In the first place, Merrell Dow disclaimed the adoption of any bright-line rule, as when the Court reiterated that "in exploring the outer reaches of §1331, determinations about federal jurisdiction require sensitive judgments about congressional intent, judicial power, and the federal system." 478 U. S., at 810. The opinion included a lengthy footnote explaining that questions of jurisdiction over state-law claims require "careful judgments," id., at 814, about the "nature of the federal interest at stake," id., at 814, n. 12 (emphasis deleted). And as a final indication that it did not mean to make a federal right of action mandatory, it expressly approved the exercise of jurisdiction sustained in Smith, despite the want of any federal cause of action available to Smith's shareholder plaintiff. 478 U. S., at 814, n. 12.
Page 318
Merrell Dow then, did not toss out, but specifically retained the contextual enquiry that had been Smith's hallmark for over 60 years. At the end of Merrell Dow, Justice Holmes was still dissenting.

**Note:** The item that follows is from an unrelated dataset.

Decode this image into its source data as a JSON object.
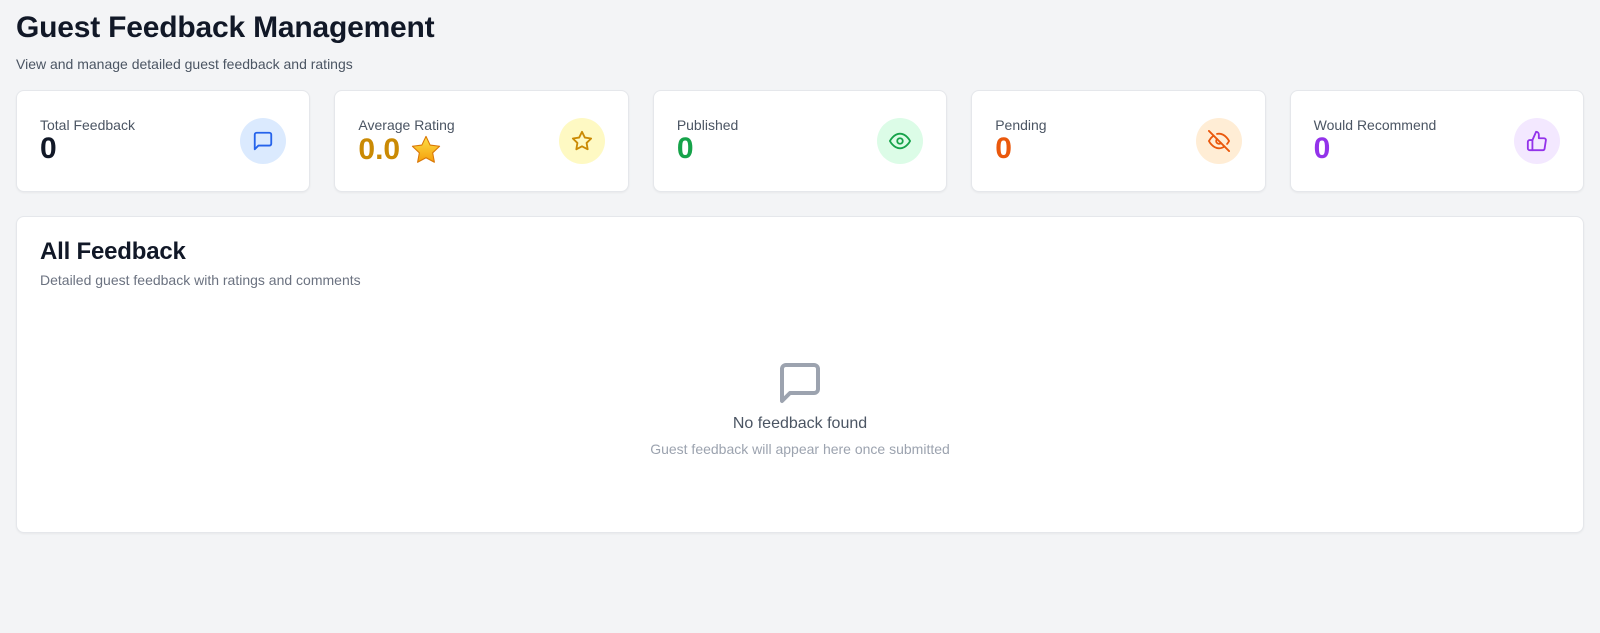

Accordingly, Merrell Dow should be read in its entirety as treating the absence of a federal private right of action as evidence relevant to, but not dispositive of, the "sensitive judgments about congressional intent" that §1331 requires. The absence of any federal cause of action affected Merrell Dow's result two ways. The Court saw the fact as worth some consideration in the assessment of substantiality. But its primary importance emerged when the Court treated the combination of no federal cause of action and no preemption of state remedies for misbranding as an important clue to Congress's conception of the scope of jurisdiction to be exercised under §1331. The Court saw the missing cause of action not as a missing federal door key, always required, but as a missing welcome mat, required in the circumstances, when exercising federal jurisdiction over a state misbranding action would have attracted a horde of original filings and removal cases raising other state claims with embedded federal issues. For if the federal labeling standard without a federal cause of action could get a state claim into federal court, so could any other federal standard without a federal cause of action. And that would have meant a tremendous number of cases.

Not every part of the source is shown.